Nach mühsamen Verhandlungen mit den erstarkten Republikanern hat US-Präsident Barack Obama einen Kompromiss vorgeschlagen, der Steuervergünstigungen entgegen seiner Wahlversprechen auch für reiche Bürger vorsieht.

Wegen eines Kompromisses mit den Republikanern ist US-Präsident Barack Obama in den eigenen Reihen in die Kritik geraten. Obama vereinbarte am Montag, bestehende Steuererleichterungen für alle Amerikaner zu verlängern - auch für Bezieher von hohen Einkommen. Im Wahlkampf hatte Obama stets erklärt, er wolle die Steuernachlässe für kleine und mittlere Einkommen beibehalten, die für Familien mit Einkommen von mehr als 250.000 Dollar aber streichen.

Obama erklärte in Washington, es gebe Teile in dem Paket, die er persönlich ablehne, darunter die Verlängerung von Steuernachlässen für höhere Einkommen. Eine Vereinbarung mit den Republikanern sei aber wichtiger gewesen, weil bei einer gegenseitigen Blockade die Einkommensteuer für alle Amerikaner ab dem 1. Januar gestiegen wäre. "Wenn man es zulässt, dass die Steuer für alle Amerikaner erhöht wird, hätte eine typische amerikanische Familie 3.000 Dollar mehr Steuern zahlen müssen", sagte Obama. "Und das hätte unserer Wirtschaft deutlich mehr als eine Million Arbeitsplätze gekostet."

Der Kompromiss mit den Republikanern ist eines der ersten konkreten politischen Ergebnisse aus der neuen Machtbalance nach den Kongress-Zwischenwahlen vor vier Wochen. Dabei hatten Obamas Demokraten ihre Mehrheit im Repräsentantenhaus verloren, im Senat aber knapp behauptet.

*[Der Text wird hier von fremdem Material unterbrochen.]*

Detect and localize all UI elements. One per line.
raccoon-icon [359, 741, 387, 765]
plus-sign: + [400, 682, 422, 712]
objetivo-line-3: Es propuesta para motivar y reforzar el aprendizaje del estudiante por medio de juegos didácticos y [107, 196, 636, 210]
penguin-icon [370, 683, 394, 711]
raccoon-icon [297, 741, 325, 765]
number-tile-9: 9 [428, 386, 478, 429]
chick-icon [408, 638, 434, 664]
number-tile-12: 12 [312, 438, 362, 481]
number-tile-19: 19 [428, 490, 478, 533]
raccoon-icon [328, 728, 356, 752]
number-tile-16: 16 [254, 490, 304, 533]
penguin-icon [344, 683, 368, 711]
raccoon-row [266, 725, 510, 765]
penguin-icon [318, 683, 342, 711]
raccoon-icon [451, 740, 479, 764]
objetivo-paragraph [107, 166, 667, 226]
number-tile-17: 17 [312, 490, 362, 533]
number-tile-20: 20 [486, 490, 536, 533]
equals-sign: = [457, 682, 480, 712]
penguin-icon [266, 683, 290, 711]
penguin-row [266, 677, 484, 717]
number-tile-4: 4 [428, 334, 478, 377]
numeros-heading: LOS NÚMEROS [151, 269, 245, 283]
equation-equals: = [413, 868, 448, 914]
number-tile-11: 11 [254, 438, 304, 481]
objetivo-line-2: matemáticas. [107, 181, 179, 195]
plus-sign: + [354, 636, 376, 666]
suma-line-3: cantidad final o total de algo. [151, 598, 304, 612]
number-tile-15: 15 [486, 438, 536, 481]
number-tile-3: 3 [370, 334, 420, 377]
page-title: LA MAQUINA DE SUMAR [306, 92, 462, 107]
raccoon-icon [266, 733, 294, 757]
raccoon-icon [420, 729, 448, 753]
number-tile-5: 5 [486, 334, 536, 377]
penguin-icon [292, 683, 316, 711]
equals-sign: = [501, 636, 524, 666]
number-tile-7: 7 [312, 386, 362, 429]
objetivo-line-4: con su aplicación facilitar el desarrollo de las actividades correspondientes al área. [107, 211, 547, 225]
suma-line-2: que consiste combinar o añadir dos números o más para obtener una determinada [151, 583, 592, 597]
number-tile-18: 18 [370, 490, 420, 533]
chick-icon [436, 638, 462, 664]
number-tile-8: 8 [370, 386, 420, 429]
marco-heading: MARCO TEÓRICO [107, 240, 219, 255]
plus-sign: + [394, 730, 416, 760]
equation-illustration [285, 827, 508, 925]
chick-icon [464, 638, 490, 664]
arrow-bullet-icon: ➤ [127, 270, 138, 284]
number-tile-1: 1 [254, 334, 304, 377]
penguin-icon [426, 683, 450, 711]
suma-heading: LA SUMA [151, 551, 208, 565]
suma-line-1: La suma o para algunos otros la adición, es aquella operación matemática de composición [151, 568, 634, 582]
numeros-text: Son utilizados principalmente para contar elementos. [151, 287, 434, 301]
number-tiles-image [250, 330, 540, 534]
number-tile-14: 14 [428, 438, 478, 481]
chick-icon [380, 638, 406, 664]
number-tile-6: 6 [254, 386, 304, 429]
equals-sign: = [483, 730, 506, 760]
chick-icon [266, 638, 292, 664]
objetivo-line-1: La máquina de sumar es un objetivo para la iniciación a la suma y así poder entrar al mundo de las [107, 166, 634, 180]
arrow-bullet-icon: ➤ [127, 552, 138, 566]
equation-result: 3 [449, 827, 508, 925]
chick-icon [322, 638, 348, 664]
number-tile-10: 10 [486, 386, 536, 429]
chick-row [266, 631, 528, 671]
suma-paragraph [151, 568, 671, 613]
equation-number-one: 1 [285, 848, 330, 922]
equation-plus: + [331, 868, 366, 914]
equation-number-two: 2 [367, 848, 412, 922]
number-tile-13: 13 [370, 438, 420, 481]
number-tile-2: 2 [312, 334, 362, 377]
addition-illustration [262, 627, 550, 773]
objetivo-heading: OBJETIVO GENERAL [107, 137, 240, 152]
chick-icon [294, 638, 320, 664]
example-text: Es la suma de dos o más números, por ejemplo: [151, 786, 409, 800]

Beihilfen für Arbeitslose im Gegenzug verlängert

Im Gegenzug für die Steuervereinbarung erklärten sich die Republikaner bereit, ihren Widerstand gegen Beihilfen für Langzeitarbeitslose fallen zu lassen. Die Beihilfen waren in der vergangenen Woche ausgelaufen. Die Zahlungen an Menschen, die mehr als 26 Wochen ohne Arbeit sind, werden jetzt für 13 weitere Monate fortgesetzt. Ohne die Verlängerung hätten zwei Millionen Menschen über Weihnachten ihre Beihilfen verloren, wie das Weiße Haus erklärte. Weitere sieben Millionen hätten ab Januar ohne Hilfe auskommen müssen. Die Vereinbarung muss nun noch von beiden Häusern des Kongresses verabschiedet werden.

Zuvor waren beide Seiten von ihrer Basis unter Druck gesetzt worden, beim Thema Steuern nicht nachzugeben. Die Republikaner haben erklärt, in Zeiten einer schwachen Wirtschaft dürften die Steuern nicht erhöht werden. Die Demokraten haben dagegen angeführt, eine Fortsetzung der Steuererleichterungen für die Wohlhabenden werde das Defizit erhöhen und tiefere Einschnitte bei den Sozialprogrammen erfordern.

Zu den Kritikern bei den Demokraten gehörte der Senator von Iowa, Tom Harkin. Die Republikaner hätten die wirtschaftliche Unsicherheit der Mittelschicht als Druckmittel benutzt, um Steuererleichterungen für die Reichsten durchzusetzen, erklärte er.